NUMA SARDINHA, PORTUGAL TODO


Junho é, entre nós, o mês dos Santos Populares e das sardinhas. Do Minho ao Algarve a pesca da sardinha, espécie abundante na nossa costa, tem larga tradição, começando em Junho e terminando em Agosto, no dia da Senhora da Guia, a padroeira dos pescadores. A pesca é hoje controlada para garantir a sustentabilidade da espécie. 
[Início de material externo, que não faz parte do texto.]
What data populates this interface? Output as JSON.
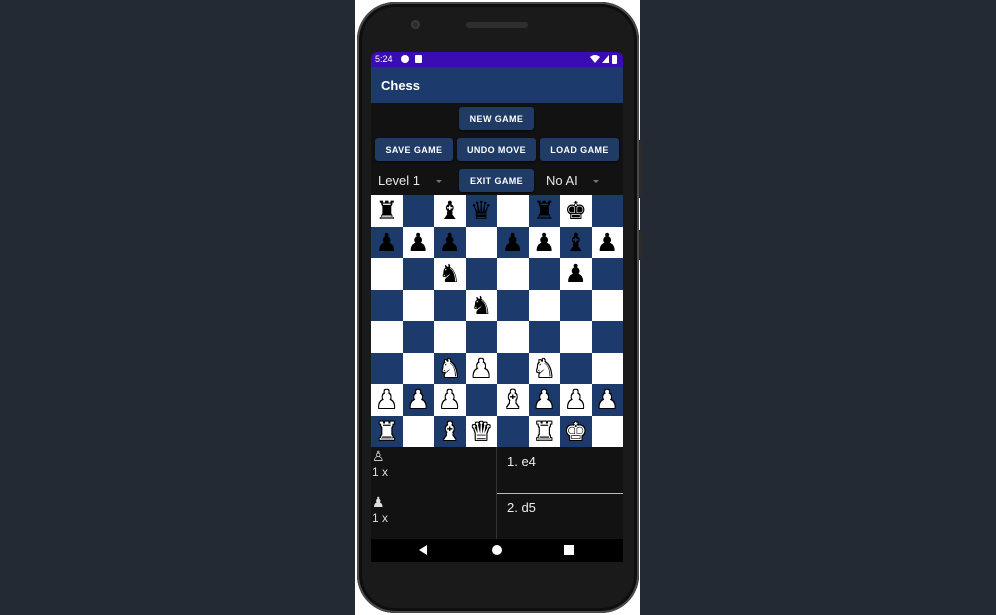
{
  "status_bar": {
    "time": "5:24",
    "icons": [
      "game-notification-icon",
      "sd-card-icon",
      "wifi-icon",
      "signal-icon",
      "battery-icon"
    ]
  },
  "app_bar": {
    "title": "Chess"
  },
  "controls": {
    "new_game": "NEW GAME",
    "save_game": "SAVE GAME",
    "undo_move": "UNDO MOVE",
    "load_game": "LOAD GAME",
    "exit_game": "EXIT GAME",
    "level_select": "Level 1",
    "ai_select": "No AI"
  },
  "colors": {
    "light_square": "#ffffff",
    "dark_square": "#1c3a6b",
    "button": "#1f3b66",
    "status_bar": "#3a0db3",
    "app_bar": "#1c3a6b"
  },
  "board": [
    [
      "bR",
      "",
      "bB",
      "bQ",
      "",
      "bR",
      "bK",
      ""
    ],
    [
      "bP",
      "bP",
      "bP",
      "",
      "bP",
      "bP",
      "bB",
      "bP"
    ],
    [
      "",
      "",
      "bN",
      "",
      "",
      "",
      "bP",
      ""
    ],
    [
      "",
      "",
      "",
      "bN",
      "",
      "",
      "",
      ""
    ],
    [
      "",
      "",
      "",
      "",
      "",
      "",
      "",
      ""
    ],
    [
      "",
      "",
      "wN",
      "wP",
      "",
      "wN",
      "",
      ""
    ],
    [
      "wP",
      "wP",
      "wP",
      "",
      "wB",
      "wP",
      "wP",
      "wP"
    ],
    [
      "wR",
      "",
      "wB",
      "wQ",
      "",
      "wR",
      "wK",
      ""
    ]
  ],
  "captured": {
    "white_piece": "♙",
    "white_count": "1 x",
    "black_piece": "♟",
    "black_count": "1 x"
  },
  "moves": [
    "1. e4",
    "2. d5"
  ]
}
As sardinhas têm a vantagem de ser uma espécie selvagem com um enorme valor nutritivo, em particular pela gordura que fornece. Esta é constituída, maioritariamente, por ácidos gordos polinsaturados do tipo ómega três. A sardinha, pelo São João, pinga no pão!  As sardinhas têm ainda quantidades apreciáveis de vitaminas A, B3, B6 e B12 e  constituintes minerais como cálcio, ferro, fósforo magnésio, iodo e sódio. O seu consumo frequente é recomendado para prevenir doenças cardiovasculares e, também, doenças psíquicas e neurológicas. De facto, o peixe e os óleos de peixe são os «alimentos para o cérebro» que mais têm sido estudados, devido ao seu conteúdo de ácidos gordos do tipo ómega três, principais constituintes da membrana das células nervosas. 
 
A sardinha foi alimento essencial das classes populares em Portugal durante séculos, principalmente por ser um peixe barato (um cento de sardinhas custava menos do que uma só pescada ou sável). Come-se de várias maneiras, de acordo com antigas tradições gastronómicas de cada região e com a geografia: o litoral recebia-as frescas e ao interior chegavam conservadas em sal. Assadas, fritas, em caldeirada, arroz de sardinha, costeletas de sardinha, em bolas, mousses e patês, estas são apenas algumas das formas de as saborear entre nós. Mas são as sardinhas assadas, cujo cheiro é fácil de detectar, durante o Verão, em todo o país, que as popularizaram a ponto de se tornarem um ícone da cultura e da gastronomia portuguesas. Na arte, ficaram imortalizadas pela mão de Raphael Bordallo Pinheiro. 
 
O título de cima foi inspirado numa frase de Júlio Camba, escritor e gastrónomo galego do século XX: «uma sardinha, uma só, é o mar todo». Esse autor acrescentou que, mesmo assim, numa refeição deve-se comer pelo menos uma dúzia. Bom apetite!